In Lion, Address Book has been radically redesigned. For starters, it has been made to look like a traditional leather-and-paper address book: Pages fan out from a center with faux stitching and shadowing; they seem to be bound by a brown leather cover. The app now looks a lot like the Contacts app on the iPad.
Those pages have a purpose: They separate two distinct views of your contacts. In OS X 10.6, you had a window with three panes—Group, Name, and Card. Double-click on a name in that middle column and that card would pop up in a window of its own. In Lion, following the book visual metaphor, Address Book breaks that into two sets of “pages”: One shows you a list of your groups on the left and a list of contacts on the right; click on a contact in that list (or click on the red-ribbon page-marker) and the page turns. In that second view, you see your contacts list on the left and individual contacts on the right; click on a contact in the list on this page and you get a pop-up window with that contact.
When viewing a contact (either as a page in the book or as one of those pop-out windows), there’s now a Share button next to the Edit button. Click Share and it will open a new e-mail message in Mail with that contact’s vCard attached. In the past, you’d drag a card from Address Book directly into Mail to share that vCard; you can still do that in Lion.
Like other Lion apps, you can resize Address Book by clicking and dragging on any corner or any side. But unlike some of the other apps that are bundled with Lion, Address Book doesn’t offer a full-screen mode.
Faces
If you like to match faces with names, the new Address Book can now pull pictures of your contacts from your iPhoto library. Double-click on the picture box on a card, then click on the Import Face From iPhoto button in the lower left corner. You’ll be presented with a grid showing up to eight faces associated with that name in iPhoto—complete with dates those shots were taken—with the current contact photo (if any) in the middle. If you have more than eight photos of a contact, you can use arrows at the bottom of the photo pop-up window to scroll through the others.
Note that if you use Aperture, you’re not out of luck. Though Apple specifically names iPhoto on that button, if you’ve tagged faces in Aperture you can use those too. In fact, if you use both iPhoto and Aperture and have Faces enabled in each, Address Book will show you all faces for a particular person, regardless of which library they’re in.
Find a picture you like, click on it, and then you get the standard picture window in which you can pan and zoom the image, apply effects, then choose it with a click of the Set button.
New fields
Acknowledging the importance of social networking, Apple has added two new fields to Address Book. The first is Twitter. Add a contact’s Twitter account name (Address Book takes care of the @ symbol automatically) to it, and you can then click on the word Twitter to bring up a pop-up menu. Click on View Profile on that menu, and Address Book will launch the official Twitter Mac app (if you have it installed) and take you to that person’s profile. Click on Send Tweet instead and it opens Twitter with a new message to that contact.

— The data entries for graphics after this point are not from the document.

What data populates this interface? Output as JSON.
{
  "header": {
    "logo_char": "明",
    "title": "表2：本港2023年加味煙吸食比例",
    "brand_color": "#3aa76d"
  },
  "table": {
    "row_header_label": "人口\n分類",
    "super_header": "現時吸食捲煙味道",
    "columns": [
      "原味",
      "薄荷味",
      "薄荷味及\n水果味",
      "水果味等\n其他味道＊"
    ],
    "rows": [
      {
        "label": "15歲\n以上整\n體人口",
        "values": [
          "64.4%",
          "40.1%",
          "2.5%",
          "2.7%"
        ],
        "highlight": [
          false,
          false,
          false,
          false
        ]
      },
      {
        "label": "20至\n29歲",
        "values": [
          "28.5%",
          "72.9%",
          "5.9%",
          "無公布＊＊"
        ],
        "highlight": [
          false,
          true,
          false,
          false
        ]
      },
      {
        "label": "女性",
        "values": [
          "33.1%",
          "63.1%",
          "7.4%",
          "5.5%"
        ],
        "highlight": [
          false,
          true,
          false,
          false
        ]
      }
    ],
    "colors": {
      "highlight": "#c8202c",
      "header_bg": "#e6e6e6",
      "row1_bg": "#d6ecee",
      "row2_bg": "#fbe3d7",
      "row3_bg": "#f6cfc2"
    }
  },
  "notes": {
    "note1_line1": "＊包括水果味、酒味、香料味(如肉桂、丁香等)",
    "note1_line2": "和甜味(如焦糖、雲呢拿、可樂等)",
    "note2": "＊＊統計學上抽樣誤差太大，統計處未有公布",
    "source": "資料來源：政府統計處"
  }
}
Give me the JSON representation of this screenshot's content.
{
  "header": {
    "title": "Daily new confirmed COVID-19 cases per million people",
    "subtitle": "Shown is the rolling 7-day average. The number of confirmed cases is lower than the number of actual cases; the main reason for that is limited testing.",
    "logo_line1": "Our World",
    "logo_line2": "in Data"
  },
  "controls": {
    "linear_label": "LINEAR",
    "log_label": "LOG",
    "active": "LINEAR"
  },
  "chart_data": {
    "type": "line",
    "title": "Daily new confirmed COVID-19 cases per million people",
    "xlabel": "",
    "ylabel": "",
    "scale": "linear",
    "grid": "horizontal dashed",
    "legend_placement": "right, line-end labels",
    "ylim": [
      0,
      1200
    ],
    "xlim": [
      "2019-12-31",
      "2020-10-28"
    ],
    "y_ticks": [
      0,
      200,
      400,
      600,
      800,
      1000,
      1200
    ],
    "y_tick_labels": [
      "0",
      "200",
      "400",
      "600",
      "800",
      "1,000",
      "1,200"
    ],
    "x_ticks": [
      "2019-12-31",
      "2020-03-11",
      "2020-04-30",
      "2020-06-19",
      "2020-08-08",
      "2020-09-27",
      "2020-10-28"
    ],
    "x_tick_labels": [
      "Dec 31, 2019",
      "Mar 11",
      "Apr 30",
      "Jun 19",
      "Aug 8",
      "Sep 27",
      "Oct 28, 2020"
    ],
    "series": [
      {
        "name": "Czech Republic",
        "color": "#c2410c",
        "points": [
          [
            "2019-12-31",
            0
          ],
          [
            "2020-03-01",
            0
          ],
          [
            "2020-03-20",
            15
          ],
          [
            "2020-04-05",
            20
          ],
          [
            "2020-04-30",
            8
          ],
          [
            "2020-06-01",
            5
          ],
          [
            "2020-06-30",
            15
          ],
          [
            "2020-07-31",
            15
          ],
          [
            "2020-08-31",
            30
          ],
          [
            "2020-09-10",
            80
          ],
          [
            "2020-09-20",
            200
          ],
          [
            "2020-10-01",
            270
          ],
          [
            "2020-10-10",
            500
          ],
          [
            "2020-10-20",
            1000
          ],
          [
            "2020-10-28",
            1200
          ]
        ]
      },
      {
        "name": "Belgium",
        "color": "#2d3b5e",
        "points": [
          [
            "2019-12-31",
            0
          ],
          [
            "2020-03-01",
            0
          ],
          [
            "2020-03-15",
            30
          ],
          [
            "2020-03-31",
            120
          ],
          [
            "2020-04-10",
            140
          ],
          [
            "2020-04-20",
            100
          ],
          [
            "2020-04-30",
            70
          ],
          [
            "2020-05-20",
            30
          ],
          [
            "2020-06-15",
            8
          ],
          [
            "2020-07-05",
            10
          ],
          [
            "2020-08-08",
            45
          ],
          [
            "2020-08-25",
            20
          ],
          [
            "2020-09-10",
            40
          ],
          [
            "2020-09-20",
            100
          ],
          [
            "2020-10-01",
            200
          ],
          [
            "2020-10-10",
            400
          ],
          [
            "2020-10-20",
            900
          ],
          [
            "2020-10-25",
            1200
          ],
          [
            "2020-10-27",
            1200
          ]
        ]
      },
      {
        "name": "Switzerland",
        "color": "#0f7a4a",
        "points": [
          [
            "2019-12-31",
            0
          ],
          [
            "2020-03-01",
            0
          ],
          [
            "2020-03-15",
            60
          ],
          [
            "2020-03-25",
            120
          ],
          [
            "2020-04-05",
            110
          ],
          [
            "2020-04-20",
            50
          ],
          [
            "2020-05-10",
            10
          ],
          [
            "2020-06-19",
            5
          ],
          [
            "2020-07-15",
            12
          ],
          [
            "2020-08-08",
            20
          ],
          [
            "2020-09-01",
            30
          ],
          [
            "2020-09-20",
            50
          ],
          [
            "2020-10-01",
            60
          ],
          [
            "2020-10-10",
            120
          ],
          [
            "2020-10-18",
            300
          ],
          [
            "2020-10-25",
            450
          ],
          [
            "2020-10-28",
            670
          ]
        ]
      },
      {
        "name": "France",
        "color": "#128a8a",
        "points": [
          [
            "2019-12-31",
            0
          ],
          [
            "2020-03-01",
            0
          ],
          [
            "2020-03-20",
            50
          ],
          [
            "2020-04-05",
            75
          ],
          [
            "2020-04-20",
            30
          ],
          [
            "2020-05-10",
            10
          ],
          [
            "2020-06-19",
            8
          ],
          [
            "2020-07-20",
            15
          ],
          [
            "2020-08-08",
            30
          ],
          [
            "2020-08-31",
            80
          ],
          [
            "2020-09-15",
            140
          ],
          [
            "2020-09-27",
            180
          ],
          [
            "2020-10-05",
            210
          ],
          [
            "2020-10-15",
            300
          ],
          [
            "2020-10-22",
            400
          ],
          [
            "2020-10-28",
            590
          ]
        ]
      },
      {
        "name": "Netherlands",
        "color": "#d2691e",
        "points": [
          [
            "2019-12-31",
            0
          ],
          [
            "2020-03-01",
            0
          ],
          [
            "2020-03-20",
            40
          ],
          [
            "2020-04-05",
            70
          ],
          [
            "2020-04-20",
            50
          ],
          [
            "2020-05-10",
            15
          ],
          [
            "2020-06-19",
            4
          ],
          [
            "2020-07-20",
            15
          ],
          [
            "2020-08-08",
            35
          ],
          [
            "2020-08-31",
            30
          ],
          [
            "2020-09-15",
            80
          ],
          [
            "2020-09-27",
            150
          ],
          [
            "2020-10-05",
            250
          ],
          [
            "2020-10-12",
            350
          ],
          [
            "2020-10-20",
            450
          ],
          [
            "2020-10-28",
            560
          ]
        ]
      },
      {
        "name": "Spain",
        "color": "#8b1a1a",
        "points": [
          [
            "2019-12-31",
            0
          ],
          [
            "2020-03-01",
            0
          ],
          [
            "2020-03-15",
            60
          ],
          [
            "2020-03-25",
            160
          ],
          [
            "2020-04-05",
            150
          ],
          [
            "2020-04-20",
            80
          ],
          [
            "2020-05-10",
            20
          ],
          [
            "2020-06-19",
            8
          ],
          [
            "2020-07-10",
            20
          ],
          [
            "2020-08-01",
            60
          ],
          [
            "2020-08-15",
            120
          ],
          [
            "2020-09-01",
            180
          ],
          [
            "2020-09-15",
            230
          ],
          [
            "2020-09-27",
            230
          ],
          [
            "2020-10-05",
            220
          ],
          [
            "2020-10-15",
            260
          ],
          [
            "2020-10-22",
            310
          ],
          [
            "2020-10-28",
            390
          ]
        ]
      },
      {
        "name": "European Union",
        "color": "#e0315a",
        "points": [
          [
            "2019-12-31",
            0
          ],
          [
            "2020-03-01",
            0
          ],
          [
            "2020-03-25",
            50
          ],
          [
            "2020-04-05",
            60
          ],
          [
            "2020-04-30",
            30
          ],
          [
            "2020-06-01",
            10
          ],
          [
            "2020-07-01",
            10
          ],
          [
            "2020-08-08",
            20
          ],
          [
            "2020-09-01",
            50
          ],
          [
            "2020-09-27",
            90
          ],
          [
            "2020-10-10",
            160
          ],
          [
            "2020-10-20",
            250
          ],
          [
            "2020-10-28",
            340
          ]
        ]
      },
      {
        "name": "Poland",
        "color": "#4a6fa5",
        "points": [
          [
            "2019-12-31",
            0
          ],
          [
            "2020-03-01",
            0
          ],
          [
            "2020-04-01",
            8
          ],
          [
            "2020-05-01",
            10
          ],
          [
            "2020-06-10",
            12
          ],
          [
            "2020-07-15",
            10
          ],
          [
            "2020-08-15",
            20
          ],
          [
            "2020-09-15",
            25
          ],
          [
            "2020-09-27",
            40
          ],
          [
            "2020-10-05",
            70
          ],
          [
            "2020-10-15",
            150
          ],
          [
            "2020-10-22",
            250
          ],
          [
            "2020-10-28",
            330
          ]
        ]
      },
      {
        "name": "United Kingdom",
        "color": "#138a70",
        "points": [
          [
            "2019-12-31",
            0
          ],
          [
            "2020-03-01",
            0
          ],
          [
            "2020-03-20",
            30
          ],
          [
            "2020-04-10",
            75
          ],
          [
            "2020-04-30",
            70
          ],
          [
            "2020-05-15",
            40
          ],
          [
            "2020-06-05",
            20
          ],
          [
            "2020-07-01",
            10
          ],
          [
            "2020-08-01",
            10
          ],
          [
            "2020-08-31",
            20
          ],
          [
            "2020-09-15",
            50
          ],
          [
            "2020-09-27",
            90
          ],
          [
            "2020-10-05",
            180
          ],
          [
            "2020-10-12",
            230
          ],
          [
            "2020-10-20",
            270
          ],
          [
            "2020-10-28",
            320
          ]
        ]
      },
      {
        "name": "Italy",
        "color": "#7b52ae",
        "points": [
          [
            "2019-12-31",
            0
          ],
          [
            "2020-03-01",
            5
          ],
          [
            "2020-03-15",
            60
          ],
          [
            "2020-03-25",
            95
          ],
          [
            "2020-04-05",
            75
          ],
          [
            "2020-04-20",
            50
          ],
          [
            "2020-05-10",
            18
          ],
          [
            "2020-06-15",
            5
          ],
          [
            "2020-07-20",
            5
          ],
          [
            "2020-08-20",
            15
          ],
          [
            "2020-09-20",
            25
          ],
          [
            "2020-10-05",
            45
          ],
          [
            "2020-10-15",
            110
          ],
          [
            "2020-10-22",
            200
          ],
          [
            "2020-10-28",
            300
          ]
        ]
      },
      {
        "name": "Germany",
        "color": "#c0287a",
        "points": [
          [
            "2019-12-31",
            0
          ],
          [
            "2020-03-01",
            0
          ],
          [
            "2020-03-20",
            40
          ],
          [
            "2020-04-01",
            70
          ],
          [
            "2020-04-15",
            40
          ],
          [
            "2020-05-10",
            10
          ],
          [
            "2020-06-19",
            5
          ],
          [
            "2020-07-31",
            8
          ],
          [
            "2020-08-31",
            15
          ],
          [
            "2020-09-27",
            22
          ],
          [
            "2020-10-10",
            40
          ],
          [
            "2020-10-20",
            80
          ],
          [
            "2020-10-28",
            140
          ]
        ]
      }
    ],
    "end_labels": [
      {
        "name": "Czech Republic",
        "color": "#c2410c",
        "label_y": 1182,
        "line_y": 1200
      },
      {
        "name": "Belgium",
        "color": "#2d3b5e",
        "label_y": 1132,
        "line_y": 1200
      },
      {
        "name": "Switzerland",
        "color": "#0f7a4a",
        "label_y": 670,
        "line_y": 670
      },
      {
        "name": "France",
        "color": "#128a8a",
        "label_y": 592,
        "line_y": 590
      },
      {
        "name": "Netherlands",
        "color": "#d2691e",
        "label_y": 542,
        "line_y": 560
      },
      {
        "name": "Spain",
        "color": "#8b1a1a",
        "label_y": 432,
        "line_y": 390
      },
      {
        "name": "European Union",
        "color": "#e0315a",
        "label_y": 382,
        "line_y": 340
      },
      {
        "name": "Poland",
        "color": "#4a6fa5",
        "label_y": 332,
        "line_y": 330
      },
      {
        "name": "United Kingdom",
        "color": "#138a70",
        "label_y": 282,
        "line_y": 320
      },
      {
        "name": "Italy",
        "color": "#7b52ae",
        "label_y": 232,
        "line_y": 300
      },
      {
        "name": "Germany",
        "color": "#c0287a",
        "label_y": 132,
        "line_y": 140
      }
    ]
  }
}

The second new field is called Profile. It gives you the option of adding profile names for Facebook, LinkedIn, Flickr, or MySpace user (as well as Twitter, again). If you pick Facebook from the pop-up menu then enter a Facebook username (the thing that appears at the end of the URL when you visit someone’s profile page), you can then click on the word Facebook and select View Profile (takes you to the user’s profile page in Safari) or View Photos (takes you to that person’s photo page). For Flickr accounts, the pop-up gives you a single View Photostream option that opens in a browser. LinkedIn and MySpace offer View Profile alone.
There’s also a Custom option when picking which service to use, so you could enter, say, someone’s Ping account name. But if you click on those customer profiles, nothing will happen.
As you begin to add an address for a chosen service (LinkedIn, say) in Edit mode, Address Book automatically inserts another entry (for Twitter, which is first on the list); that’s meant to make it easy to add as many social networking profiles as you want for a contact without having to manually add the field numerous times.
Other changes
Apple says Address Book offers improved syncing with Yahoo contacts. Changes made to contacts are immediately reflected in both Address Book and in your Yahoo address book, and you can view just your Yahoo contacts by selecting Yahoo from the Groups page.
You can now add birthdays to contacts without having to include the year. (Useful for contacts who don’t like to share their ages, perhaps). But when you do add a year, the upcoming age now shows up in your iCal Birthday calendars.
You can start a FaceTime call from Address Book by clicking on the label (Home, Work, and so on) next to an email address and choosing FaceTime from the pop-up menu. You can do the same thing currently in Snow Leopard, but I’m guessing that Apple is touting this feature out as new because FaceTime comes as part of Lion, rather than as a separate Mac App Store download; all Lion users will be able to use it.